Given everything that unfolded during the wedding, Lady Olenna would be the prime suspect for a few reasons.
First is opportunity. Go back and watch the scene just before Joffrey’s death once again and notice that he sets the goblet down on the table right in front of Lady Olenna, and during the ruckus he caused dealing with Tyrion, it gave the elder Tyrell a chance to slip something into his cup without anyone noticing. The only person nearby to Lady Olenna was her son Mace, and as we saw last episode this is one guy who is not talking back to his mother. If she says they are killing a king, they are killing a king and there better not be any back talk about it!
Second is motive – Time and time again, Olenna saw the torment and torture that Joffrey was capable of, even against those that were supposed to be his most trusted supporters and family members.
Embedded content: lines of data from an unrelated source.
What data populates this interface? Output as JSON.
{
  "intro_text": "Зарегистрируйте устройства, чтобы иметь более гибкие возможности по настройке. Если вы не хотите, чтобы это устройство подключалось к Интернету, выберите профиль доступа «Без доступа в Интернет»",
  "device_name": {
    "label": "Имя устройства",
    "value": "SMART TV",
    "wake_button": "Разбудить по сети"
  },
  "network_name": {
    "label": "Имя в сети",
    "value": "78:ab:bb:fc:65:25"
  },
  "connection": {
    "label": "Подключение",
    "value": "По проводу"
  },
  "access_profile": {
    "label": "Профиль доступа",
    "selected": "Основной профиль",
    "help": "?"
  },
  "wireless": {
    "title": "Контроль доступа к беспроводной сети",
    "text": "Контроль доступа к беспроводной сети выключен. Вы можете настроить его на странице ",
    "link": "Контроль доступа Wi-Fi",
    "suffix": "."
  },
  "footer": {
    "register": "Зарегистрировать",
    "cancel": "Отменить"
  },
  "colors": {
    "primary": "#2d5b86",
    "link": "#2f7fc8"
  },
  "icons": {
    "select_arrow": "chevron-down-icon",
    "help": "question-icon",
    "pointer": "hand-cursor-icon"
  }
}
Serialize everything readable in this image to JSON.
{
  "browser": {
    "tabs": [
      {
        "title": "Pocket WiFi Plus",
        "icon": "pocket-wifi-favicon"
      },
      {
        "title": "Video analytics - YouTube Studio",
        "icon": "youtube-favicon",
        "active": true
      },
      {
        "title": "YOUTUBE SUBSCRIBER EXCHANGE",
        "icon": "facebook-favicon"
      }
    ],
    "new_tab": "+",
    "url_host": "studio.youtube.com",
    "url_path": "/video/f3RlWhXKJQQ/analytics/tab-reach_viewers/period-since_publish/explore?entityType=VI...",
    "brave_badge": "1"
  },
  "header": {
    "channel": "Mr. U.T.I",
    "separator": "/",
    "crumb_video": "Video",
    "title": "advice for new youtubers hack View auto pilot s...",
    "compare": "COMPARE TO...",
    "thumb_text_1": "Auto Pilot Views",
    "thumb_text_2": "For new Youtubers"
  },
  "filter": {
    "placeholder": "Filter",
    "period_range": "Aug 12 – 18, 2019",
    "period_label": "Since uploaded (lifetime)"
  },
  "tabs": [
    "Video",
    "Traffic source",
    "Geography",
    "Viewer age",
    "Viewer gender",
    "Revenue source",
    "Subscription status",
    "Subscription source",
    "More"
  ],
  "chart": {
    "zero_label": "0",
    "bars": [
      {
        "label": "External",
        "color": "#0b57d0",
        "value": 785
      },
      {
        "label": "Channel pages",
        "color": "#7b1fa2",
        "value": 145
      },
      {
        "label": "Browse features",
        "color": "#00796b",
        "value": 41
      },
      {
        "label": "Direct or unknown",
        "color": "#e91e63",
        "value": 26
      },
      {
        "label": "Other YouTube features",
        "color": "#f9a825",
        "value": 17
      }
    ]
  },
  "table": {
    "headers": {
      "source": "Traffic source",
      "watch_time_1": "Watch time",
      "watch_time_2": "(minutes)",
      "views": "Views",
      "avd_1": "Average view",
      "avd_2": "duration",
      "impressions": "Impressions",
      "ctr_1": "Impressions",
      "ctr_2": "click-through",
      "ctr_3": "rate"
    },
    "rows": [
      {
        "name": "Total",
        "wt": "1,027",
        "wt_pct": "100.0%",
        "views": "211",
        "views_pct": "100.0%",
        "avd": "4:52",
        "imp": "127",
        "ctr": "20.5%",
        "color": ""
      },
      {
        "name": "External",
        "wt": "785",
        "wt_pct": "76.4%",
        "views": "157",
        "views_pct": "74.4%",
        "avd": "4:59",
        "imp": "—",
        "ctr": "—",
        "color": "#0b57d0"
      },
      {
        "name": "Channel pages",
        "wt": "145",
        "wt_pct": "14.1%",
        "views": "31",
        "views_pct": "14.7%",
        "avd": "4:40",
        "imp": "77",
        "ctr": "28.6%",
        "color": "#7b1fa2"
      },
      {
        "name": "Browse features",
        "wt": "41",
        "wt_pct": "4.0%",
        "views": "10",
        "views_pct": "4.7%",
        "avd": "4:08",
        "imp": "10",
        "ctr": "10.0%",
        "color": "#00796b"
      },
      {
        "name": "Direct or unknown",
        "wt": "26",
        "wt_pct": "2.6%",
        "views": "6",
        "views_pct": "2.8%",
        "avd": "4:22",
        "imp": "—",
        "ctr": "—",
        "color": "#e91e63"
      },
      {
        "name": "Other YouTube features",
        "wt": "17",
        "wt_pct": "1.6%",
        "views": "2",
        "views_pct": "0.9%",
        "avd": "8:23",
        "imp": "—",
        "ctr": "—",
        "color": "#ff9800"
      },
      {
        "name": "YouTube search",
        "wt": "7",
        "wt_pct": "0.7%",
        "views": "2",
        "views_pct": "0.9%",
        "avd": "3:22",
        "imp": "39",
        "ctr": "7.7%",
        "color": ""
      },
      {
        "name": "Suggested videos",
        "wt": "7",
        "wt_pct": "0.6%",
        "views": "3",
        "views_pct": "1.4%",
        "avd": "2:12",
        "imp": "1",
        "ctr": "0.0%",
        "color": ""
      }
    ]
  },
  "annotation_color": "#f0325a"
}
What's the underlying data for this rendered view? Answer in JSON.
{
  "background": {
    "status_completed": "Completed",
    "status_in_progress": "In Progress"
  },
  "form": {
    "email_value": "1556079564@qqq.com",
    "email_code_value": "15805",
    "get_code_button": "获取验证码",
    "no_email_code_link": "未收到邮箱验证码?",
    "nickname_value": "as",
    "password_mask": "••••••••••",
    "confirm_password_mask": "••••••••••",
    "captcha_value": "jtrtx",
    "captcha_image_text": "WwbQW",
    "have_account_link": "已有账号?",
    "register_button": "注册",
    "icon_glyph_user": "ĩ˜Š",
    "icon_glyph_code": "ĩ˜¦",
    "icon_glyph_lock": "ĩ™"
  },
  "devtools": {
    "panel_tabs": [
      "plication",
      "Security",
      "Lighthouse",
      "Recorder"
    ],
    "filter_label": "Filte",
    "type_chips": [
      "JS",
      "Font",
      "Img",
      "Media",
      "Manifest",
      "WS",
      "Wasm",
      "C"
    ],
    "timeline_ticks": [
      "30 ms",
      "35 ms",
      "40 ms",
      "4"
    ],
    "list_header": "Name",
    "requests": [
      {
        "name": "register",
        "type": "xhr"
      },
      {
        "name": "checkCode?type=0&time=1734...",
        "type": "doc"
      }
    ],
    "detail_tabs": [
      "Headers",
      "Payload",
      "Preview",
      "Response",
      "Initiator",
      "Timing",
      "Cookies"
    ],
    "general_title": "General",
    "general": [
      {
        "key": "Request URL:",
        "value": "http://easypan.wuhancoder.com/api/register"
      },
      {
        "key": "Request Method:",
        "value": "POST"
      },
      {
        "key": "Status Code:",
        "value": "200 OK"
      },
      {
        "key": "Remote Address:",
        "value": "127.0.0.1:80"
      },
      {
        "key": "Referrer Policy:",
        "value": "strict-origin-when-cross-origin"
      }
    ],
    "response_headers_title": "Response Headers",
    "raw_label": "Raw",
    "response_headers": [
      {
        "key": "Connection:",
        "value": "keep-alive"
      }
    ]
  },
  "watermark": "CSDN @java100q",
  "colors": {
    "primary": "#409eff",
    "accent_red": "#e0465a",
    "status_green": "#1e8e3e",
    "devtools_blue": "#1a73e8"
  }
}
Given the fear he managed to put into poor Sansa Stark, it’s likely she didn’t want to see her granddaughter put through the same thing and maybe even worse over time.
Third is the Sansa factor — let’s not forget that Sansa was ushered out of the wedding immediately by Ser Dontos, meaning he knew Joffrey’s death was coming, but he wasn’t the one who did it. Lady Olenna is plenty crafty enough to use the former knight to her advantage, getting him to grab Sansa and take her out of the capitol, while she relieved King Joffrey of his life. Olenna won’t implicate herself of course and she knows Sansa would be arrested immediately if she was still sitting there, so as a final courtesy to the ginger-haired heiress to the North, she could have planned her escape before the entire ordeal unfolded.
Was It the Pie?
Another theory I’ve been looking at since the Purple Wedding unfolded is the chance that the king’s wine wasn’t actually poisoned, but instead the pie he ingested seconds before his death. Remember, Margaery fed him the first bite of pie and just after that is when Joffrey started to choke and struggle to breathe. While the wine appears to be the most popular theory, could it actually be the wedding pie instead that was laced with something deadly?
Lest we forget, Grand Maester Pycelle headed back to the kitchens just before the pie was served. Is there a chance he added his own potion to the recipe before it was presented to the king? Again, doesn’t seem likely but with everyone screaming ‘It was the wine!’ makes me believe it could be another culinary culprit all together.
As much as I’d like to point the finger at one person and believe they acted alone, I’ve seen JFK too many times to think this wasn’t all part of a massive conspiracy with the intended target being King Joffrey.
Now that could mean that any one of the people listed above was involved in the murder, but how the plan was hatched and executed remains another story entirely. Lord Varys looked awfully annoyed at that wedding and he knows all and sees even more. Could he have supplied the poison and come up with the plan?
Or what about Lord Petyr Baelish aka Littlefinger — remember we haven’t seen him yet this season, nor since the end of last year when he went off to the Vail to marry Lysa Arrin while becoming the temporary lord of the Erie until her son Robbin comes of age.
Littlefinger was deeply in love with Catelyn Stark, and hearing of her murder at the hands of the Lannisters could have forced this master of chaos to finally switch teams and move over to the side hoping to eliminate the Lannisters all together. Let’s also not forget he tried to get Sansa to leave with him last season, so this could be a way to get rid of Joffrey and force her to join him at the Vail.
Lady Olenna Tyrell – given the opportunity and motive, she seems like the real suspect in this case. She had help though from at least Ser Dontos and maybe even another conspirator who provided the poison. She protects her granddaughter, gets rid of a vile king, helps Sansa to escape (something she was already trying to do last season) and the finger is immediately pointed in a different direction. Seems quite plausible.